Mataram, ntbnews.com – Kepala Disnakertrans Provinsi NTB, I Gede Putu Aryadi membuka kegiatan Temu Konsultasi Organisasi Pengusaha dan Pengusaha yang diselenggarakan oleh Direktorat Jenderal Pembinaan Hubungan Industrial dan Jaminan Sosial Tenaga Kerja (Ditjen. PHI dan Jamsostek) Kementerian Ketenagakerjaan RI di Lombok Plaza Mataram pada Rabu-Kamis (2-3/08/2023).
Kegiatan ini dihadiri oleh 40 peserta yang terdiri dari organisasi pengusaha, pengusaha, mediator HI, KADIN, dan DPP Apindo dengan tujuan untuk menciptakan hubungan industrial yang harmonis, dinamis, dan berkeadilan antara pihak pekerja/buruh, pengusaha, dan pemerintah.
Dalam sambutannya, Aryadi menyampaikan bahwa dunia usaha saat ini menghadapi tantangan baru akibat fenomena disrupsi, yang tidak lagi terikat oleh aturan baku yang kaku seperti masa sebelumnya.
Oleh karena itu, para pelaku hubungan industrial harus mengedepankan komunikasi, membangun dialog, dan bekerjasama dalam memecahkan permasalahan serta menemukan inovasi baru. Dengan cara ini, diharapkan tercipta hubungan industrial yang harmonis, dinamis, dan berkeadilan
“Para pelaku hubungan industrial harus mengedepankan komunikasi, membangun dialog dan bekerjasama memecahkan permasalahan dan menemukan inovasi baru, dengan demikian HI yang harmonis, dinamis dan berkeadilan akan tercipta,” ucap Gede.
Berdasarkan data BPS bulan Februari 2023, total angkatan kerja di Indonesia tercatat sebanyak 146,62 juta orang, naik 2,61 juta orang dibanding Februari 2022. Dari jumlah tersebut, sebanyak 138,63 juta orang merupakan penduduk bekerja, naik 3,02 juta orang bila dibandingkan dengan bulan Februari 2022.
Meningkatnya jumlah penduduk usia produktif merupakan kesempatan yang dapat digunakan untuk mengoptimalkan peningkatan ekonomi dan kesejahteraan rakyat dengan mengurangi angka pengangguran, meningkatkan pertumbuhan ekonomi, serta menciptakan sumber daya manusia (SDM) yang berkualitas.
Karena itu, pemerintah mengapresiasi KADIN dan APINDO yang berkontribusi banyak dalam meningkatkan kualitas SDM tenaga kerja Indonesia.
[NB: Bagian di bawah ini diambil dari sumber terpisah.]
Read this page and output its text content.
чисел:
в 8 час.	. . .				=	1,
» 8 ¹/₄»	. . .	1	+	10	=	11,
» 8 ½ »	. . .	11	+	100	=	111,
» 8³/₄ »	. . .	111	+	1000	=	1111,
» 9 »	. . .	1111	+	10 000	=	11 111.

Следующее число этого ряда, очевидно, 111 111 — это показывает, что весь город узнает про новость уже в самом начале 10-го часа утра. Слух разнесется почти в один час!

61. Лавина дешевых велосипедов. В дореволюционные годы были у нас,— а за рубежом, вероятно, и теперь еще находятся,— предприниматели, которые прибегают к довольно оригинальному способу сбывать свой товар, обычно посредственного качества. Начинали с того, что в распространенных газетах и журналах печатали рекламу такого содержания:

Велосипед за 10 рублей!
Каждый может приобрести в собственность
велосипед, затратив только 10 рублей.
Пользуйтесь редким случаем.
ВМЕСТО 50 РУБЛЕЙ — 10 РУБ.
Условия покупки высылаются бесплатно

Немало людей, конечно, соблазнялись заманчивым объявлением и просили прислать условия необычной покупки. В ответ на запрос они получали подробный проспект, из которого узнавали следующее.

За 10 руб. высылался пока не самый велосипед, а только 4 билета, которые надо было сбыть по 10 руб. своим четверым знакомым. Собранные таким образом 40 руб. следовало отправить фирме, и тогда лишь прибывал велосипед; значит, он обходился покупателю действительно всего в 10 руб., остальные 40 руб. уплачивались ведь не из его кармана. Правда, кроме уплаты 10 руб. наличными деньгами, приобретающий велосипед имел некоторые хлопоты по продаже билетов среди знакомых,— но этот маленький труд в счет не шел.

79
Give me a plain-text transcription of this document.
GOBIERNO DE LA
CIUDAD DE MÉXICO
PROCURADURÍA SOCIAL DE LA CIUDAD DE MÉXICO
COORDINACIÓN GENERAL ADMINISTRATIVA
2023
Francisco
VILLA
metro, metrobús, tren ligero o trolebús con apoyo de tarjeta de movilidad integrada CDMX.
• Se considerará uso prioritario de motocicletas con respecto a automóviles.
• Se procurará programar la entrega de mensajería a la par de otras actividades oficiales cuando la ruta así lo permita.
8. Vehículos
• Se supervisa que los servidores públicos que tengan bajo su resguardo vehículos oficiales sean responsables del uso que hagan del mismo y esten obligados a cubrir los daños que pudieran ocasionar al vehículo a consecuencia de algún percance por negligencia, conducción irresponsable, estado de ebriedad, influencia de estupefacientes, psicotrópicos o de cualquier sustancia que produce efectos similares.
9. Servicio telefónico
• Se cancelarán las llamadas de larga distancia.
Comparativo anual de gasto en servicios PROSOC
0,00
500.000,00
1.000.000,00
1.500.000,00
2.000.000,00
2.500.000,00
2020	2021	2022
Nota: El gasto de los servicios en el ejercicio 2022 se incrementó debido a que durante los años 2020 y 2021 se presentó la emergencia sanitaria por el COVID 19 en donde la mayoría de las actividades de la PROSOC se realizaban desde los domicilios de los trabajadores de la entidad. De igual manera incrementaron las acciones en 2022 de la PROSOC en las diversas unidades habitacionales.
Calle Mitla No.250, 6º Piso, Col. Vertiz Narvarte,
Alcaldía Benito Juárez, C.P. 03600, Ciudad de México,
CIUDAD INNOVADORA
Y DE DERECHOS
Bonus demografi hanya akan berdampak positif jika SDM Indonesia berkualitas dan dunia usaha berkembang dengan sehat. Semoga peran KADIN dan APINDO dapat ditingkatkan lagi dan semakin solid membantu pemerintah khususnya dalam urusan ketenagakerjaan, tutupnya.
Dalam pemaparannya sebagai narasumber, Kadisnakertrans NTB mengungkapkan bahwa berdasarkan data BPS pada bulan Agustus 2022, jumlah angkatan kerja di NTB sebanyak 2,80 juta orang dengan penduduk yang bekerja sebanyak 2,72 juta orang. Dari angka tersebut, yang menjadi pekerja penuh waktu sebanyak 1,6 juta orang dengan jumlah tenaga kerja formal sebanyak 550.898 dan jumlah tenaga kerja informal sebanyak 1.058.473 orang.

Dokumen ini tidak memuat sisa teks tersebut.